Маша молчала и не шевелилась. Так продолжалось минут десять, но вдруг Устинья услышала не то стон, не то всхлип.
— Ты что, коречка? — Она подняла от подушки голову и попыталась заглянуть Маше в лицо, но оно все было закрыто ее длинными, распущенными на ночь волосами. — Ты плачешь, моя коханочка?
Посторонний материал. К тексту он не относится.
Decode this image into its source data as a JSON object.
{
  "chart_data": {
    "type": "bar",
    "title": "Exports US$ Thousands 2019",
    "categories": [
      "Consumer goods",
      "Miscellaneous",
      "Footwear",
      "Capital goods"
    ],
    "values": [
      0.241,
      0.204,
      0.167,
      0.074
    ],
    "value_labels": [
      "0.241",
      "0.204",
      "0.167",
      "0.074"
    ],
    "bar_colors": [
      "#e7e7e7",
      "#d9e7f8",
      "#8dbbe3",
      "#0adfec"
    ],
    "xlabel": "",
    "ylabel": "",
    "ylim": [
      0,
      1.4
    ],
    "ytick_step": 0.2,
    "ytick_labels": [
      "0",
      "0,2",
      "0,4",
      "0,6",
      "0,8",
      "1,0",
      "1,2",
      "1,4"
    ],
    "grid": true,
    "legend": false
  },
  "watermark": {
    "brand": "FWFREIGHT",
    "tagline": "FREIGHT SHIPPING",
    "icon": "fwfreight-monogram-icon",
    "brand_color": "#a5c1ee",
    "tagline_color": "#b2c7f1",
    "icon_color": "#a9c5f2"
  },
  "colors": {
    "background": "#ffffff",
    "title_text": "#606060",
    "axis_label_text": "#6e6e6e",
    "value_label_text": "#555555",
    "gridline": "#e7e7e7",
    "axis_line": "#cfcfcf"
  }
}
— Да. Только я плачу от радости. От того, что ты — моя мама. Я поняла сейчас, что ты любишь меня так сильно потому, что ты — моя мама.
— Коречка, это…
— Нет, нет, молчи. Я понимаю — меня родила не ты, а Маша, которую я очень, очень люблю и никогда не забуду. Но… как бы тебе это объяснить… ты все равно моя мама. Через папу, через твою любовь к нему, даже через смерть твоего Яна. Если бы он был жив, у меня бы был самый настоящий старший брат и я… я, быть может… Ах, Устинья, я ничего не знаю, не понимаю. Я, наверное, еще совсем маленькая. — Она вздохнула. — В Толе, мне кажется, я увидела прежде всего брата. Но ведь я не знаю, какие чувства должна испытывать сестра к брату. Я… мы так запутались. Но, я, кажется, все равно люблю его, Устинья…
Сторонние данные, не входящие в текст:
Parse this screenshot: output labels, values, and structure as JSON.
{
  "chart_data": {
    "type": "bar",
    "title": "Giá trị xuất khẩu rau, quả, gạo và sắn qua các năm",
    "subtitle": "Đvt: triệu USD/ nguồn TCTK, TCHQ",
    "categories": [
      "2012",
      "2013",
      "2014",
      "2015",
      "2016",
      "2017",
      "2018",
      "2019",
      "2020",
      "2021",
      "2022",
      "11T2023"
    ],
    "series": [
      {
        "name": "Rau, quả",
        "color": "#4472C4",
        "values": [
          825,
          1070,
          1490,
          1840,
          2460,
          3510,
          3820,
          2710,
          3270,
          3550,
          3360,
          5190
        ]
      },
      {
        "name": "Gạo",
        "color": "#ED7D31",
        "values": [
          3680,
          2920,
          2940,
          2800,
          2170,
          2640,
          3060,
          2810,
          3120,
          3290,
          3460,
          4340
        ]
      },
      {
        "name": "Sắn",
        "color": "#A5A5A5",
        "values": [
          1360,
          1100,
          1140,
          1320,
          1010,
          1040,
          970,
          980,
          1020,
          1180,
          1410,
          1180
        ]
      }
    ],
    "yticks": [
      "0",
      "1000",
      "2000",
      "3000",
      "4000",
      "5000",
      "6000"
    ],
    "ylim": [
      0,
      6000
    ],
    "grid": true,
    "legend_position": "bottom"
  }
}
Они заснули, тесно прижавшись друг к другу. Устинья проснулась первая и долго смотрела на безмятежно спящую на ее плече Машу, не замечая, что по ее щекам текут слезы.
Калерия Кирилловна навсегда обосновалась в Москве, прописав в своей ленинградской комнате в огромной коммуналке на Невском сына умершей в блокаду двоюродной сестры. Их деревянный дом на Васильевском острове сгорел дотла во время войны, племянник вернулся с фронта и, узнав о смерти матери, пытался покончить с собой, вскрыв опасной бритвой вены.